Dossier technique

L’argent est mis dans les couverts et non dans la mécanique

Éric Jouzel a passé son système en agriculture de conservation au début des années 2000. Ses sols sont aujourd'hui plus productifs.

Profil 3D de sol agricole - Illustration L’argent est mis dans les couverts et non dans la mécanique
Éric Jouzel (à gauche) 
a fait visiter ses parcelles à un groupe d’agriculteurs lors d’une journée technique organisée 
par Eureden.

Éric Jouzel est installé depuis 1999 à Janzé (35). Chez lui, les couverts végétaux occupent une place centrale, et ce depuis de nombreuses années. « Mes parents couvraient déjà le sol en permanence », explique l’agriculteur. « En été, on ne partait pas en vacances tant que les couverts n’étaient pas semés ». En 2003, l’éleveur commence naturellement à s’intéresser à l’agriculture de conservation des sols. La technique le séduit notamment par le gain de temps lié à l’arrêt du labour, ainsi que le retour à l’agronomie, à la technique et aux expérimentations. « Au début, je faisais des grandes bandes avec différentes variétés pour trouver le couvert idéal, car ce qu’il y avait dans les sacs ne me plaisait pas. »

On ne partait pas en vacances tant que les couverts n’étaient pas semés

20 q/ha supplémentaires

Après 20 ans d’agriculture de conservation des sols, les parcelles d’Éric Jouzel sont plus productives grâce à une structure améliorée, une réserve utile accrue et une vie du sol dynamique. Un profil de sol réa- lisé au télescopique a montré une couche arable de près de 50 cm, exploitée de haut en bas par les racines et les vers de terre. « Les moins bonnes parcelles d’il y a 15 ans sont aujourd’hui les meilleures », déclare l’agriculteur. « Dans certaines d’entre elles, le rendement est passé de 80 à 100 q/ha ».

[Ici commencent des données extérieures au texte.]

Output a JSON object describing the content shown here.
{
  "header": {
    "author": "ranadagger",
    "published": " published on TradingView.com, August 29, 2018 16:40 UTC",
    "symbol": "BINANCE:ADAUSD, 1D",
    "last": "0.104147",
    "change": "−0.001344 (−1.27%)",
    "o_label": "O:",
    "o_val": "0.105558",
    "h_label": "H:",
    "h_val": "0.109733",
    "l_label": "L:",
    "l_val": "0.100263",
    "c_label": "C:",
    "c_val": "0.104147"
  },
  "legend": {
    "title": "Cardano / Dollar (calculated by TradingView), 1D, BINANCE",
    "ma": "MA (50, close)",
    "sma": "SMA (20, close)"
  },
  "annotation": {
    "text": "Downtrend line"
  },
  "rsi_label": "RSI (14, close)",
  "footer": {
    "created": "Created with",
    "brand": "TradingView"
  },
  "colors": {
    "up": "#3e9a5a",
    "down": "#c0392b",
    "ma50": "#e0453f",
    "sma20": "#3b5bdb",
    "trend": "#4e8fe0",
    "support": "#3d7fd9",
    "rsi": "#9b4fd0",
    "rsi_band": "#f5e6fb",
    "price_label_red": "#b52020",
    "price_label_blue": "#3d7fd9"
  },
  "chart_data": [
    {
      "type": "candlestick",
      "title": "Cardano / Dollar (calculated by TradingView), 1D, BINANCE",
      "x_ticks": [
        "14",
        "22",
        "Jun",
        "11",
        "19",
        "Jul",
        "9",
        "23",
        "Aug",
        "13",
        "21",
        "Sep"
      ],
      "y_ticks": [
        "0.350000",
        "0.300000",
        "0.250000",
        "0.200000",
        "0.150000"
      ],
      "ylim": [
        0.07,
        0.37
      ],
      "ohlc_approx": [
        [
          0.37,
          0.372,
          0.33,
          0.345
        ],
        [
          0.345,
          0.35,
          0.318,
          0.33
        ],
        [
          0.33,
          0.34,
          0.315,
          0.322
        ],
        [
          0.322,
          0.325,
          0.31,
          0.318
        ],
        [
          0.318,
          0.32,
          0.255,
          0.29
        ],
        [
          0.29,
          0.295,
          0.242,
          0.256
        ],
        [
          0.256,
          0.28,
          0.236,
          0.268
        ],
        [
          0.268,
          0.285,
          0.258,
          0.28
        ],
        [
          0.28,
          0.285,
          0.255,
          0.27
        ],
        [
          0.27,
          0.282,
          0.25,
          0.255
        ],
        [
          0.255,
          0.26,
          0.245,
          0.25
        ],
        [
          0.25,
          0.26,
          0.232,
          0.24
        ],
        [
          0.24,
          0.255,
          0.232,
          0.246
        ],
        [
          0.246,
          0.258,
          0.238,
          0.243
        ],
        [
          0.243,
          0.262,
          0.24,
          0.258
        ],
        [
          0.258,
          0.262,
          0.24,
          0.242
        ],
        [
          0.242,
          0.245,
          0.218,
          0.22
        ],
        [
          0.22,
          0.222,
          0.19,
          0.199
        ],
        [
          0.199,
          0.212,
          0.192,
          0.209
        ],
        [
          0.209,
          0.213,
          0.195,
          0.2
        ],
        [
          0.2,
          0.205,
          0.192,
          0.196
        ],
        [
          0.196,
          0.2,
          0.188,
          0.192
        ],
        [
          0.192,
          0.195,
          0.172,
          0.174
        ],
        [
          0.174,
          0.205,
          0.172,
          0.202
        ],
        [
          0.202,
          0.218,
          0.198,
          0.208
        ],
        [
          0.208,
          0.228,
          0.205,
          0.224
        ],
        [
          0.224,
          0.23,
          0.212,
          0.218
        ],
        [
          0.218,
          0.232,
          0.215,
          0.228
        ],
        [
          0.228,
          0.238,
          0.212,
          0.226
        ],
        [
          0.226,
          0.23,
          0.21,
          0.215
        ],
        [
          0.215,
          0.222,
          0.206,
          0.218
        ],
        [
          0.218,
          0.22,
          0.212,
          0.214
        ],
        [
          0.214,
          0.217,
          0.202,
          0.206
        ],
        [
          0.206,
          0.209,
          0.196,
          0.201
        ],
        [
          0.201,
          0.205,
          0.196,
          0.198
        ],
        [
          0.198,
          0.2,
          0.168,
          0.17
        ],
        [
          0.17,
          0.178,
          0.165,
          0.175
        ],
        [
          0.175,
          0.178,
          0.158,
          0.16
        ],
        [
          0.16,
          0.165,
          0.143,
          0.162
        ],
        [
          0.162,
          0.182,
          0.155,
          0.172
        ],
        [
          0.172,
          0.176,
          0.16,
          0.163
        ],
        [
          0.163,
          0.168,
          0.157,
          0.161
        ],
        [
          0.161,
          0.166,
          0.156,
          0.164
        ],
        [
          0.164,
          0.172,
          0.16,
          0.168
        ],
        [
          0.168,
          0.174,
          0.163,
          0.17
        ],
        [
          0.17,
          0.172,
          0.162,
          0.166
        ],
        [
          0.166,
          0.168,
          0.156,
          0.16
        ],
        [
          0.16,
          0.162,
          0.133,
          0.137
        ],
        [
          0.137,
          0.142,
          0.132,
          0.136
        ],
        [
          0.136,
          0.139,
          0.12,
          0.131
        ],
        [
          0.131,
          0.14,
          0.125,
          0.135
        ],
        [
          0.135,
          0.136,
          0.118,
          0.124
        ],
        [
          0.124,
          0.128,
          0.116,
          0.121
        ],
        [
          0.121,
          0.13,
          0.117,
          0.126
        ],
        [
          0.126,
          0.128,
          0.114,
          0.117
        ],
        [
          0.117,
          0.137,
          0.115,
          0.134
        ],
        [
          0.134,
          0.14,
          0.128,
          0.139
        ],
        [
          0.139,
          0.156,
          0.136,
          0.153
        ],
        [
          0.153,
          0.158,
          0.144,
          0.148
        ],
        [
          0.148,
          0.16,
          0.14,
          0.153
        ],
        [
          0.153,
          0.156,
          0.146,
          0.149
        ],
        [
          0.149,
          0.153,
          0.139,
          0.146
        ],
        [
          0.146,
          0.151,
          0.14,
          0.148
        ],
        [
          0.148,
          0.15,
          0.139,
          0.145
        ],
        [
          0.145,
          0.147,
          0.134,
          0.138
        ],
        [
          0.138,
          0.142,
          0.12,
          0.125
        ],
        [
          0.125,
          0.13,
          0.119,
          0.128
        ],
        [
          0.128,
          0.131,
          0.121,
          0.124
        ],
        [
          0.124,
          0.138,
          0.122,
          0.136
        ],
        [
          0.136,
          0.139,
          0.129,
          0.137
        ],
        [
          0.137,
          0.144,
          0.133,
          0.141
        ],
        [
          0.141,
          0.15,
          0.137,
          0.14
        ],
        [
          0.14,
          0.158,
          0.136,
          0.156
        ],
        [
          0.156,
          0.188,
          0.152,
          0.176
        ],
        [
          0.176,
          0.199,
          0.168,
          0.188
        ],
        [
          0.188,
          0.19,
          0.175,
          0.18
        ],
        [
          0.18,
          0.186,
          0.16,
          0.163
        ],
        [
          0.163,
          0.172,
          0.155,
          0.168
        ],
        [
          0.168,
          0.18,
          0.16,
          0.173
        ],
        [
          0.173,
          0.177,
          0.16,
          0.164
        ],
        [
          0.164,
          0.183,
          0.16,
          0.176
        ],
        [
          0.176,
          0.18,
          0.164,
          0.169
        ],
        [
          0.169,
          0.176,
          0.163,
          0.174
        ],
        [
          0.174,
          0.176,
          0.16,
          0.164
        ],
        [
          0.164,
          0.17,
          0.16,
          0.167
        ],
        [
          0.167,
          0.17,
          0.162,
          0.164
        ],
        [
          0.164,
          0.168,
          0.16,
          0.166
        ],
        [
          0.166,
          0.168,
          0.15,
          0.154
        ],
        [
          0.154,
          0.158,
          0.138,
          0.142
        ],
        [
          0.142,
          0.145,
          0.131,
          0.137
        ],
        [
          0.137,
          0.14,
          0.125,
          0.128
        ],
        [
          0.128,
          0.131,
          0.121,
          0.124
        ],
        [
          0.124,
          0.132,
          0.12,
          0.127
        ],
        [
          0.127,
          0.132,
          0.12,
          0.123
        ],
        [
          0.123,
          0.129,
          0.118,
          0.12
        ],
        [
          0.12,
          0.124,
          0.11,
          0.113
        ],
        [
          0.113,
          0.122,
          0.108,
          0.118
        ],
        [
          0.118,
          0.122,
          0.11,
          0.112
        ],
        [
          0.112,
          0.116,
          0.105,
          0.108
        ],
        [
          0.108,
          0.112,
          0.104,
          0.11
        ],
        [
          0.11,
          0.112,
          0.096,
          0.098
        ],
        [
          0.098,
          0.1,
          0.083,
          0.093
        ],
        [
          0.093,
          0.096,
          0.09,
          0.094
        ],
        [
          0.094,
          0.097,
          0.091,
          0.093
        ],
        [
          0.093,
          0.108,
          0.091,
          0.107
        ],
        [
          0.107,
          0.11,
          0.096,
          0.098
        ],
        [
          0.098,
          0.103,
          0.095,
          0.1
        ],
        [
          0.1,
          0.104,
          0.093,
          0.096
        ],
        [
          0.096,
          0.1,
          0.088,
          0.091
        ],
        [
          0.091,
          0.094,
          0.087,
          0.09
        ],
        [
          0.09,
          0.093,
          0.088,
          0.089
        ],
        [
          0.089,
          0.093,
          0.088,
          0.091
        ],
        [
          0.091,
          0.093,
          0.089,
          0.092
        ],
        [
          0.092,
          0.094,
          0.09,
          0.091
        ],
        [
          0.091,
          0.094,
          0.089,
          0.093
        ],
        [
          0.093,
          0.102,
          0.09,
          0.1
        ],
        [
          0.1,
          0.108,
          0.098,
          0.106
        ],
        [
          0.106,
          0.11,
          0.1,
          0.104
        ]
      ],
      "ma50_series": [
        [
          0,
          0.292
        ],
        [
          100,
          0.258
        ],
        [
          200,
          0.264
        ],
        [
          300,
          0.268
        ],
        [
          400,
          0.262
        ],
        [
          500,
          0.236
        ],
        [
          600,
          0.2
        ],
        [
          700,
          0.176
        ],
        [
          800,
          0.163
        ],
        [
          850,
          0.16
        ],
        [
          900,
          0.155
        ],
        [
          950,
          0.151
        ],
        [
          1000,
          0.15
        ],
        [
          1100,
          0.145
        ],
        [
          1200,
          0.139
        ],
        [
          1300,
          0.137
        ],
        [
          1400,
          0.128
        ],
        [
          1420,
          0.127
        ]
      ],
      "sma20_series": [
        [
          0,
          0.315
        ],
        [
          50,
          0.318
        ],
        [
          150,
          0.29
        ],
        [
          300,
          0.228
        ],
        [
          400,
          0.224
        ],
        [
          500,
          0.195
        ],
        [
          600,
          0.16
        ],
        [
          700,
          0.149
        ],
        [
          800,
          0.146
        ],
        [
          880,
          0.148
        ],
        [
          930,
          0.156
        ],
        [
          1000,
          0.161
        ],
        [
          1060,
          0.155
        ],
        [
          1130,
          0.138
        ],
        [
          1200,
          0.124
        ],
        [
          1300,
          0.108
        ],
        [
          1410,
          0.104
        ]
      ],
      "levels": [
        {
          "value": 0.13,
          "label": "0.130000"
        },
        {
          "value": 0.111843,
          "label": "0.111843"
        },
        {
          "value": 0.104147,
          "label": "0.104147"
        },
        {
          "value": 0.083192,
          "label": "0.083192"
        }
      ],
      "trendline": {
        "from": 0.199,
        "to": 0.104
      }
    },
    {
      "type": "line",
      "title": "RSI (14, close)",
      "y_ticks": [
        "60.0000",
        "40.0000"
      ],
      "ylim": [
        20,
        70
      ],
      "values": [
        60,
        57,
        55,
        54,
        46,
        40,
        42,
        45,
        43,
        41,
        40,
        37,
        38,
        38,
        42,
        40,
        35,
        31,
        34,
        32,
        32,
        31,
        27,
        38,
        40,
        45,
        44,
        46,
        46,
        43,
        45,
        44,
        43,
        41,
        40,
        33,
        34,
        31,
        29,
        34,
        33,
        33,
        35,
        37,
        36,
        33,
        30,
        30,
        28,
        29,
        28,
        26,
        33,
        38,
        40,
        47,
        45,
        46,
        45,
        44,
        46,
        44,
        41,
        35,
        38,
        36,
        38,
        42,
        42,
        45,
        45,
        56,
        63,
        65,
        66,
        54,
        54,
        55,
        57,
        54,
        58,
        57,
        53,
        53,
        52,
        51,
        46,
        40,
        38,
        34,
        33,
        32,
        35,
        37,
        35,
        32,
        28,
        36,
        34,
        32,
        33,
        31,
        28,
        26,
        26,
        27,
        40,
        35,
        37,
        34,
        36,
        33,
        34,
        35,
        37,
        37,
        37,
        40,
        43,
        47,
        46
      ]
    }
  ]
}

Visite de parcelles par un groupe d’agriculteurs lors d’une journée technique
Éric Jouzel (à gauche) 
a fait visiter ses parcelles à un groupe d’agriculteurs lors d’une journée technique organisée par Eaux et Vilaine.

Fissurer avant de semer

En fonction des besoins, Éric Jouzel n’hésite pas à sortir le fissurateur avant de semer ses couverts. « Quoique l’on fasse, les limons finissent toujours par se tasser naturellement », explique le Bretillien. « La règle d’or, c’est de toujours intervenir dans une terre réessuyée et d’avancer à faible vitesse ». Le passage de fissurateur permet de recréer de la porosité en profondeur sans retourner les horizons. « Quand c’est bien fait, on voit à peine le passage de la dent dans le sol », souligne l’agriculteur. Après la moisson, le couvert est semé le plus rapidement possible avec un « objectif avant le 1er août ». Il est généralement composé de phacélie, de fenugrec, de vesce, de chia, de tournesol, de trèfle et de féverole. « Je préfère nettement mieux mettre mon argent dans le couvert que dans la mécanique », complète l’éleveur. « Je suis un anti-puissance ».

Alexis Jamet

Des couverts communs

Depuis 2012, les adhérents de la Cuma d’Amanlis, dont Éric Jouzel est président, préparent leurs semences de couverts en commun. « Nous achetons les semences ensemble, nous mélangeons, nous préparons les big bags et nous semons », indique le Bretillien. « Cela évite notamment les pertes de temps liées aux vidanges et aux réglages du semoir ». Un mélange standard de phacélie, fenugrec, vesce et chia a été défini et d’autres espèces peuvent être ajoutées en fonction du système et du besoin de l’adhérent. « L’agriculture de conservation, c’est aussi l’adaptation », conclut Éric Jouzel.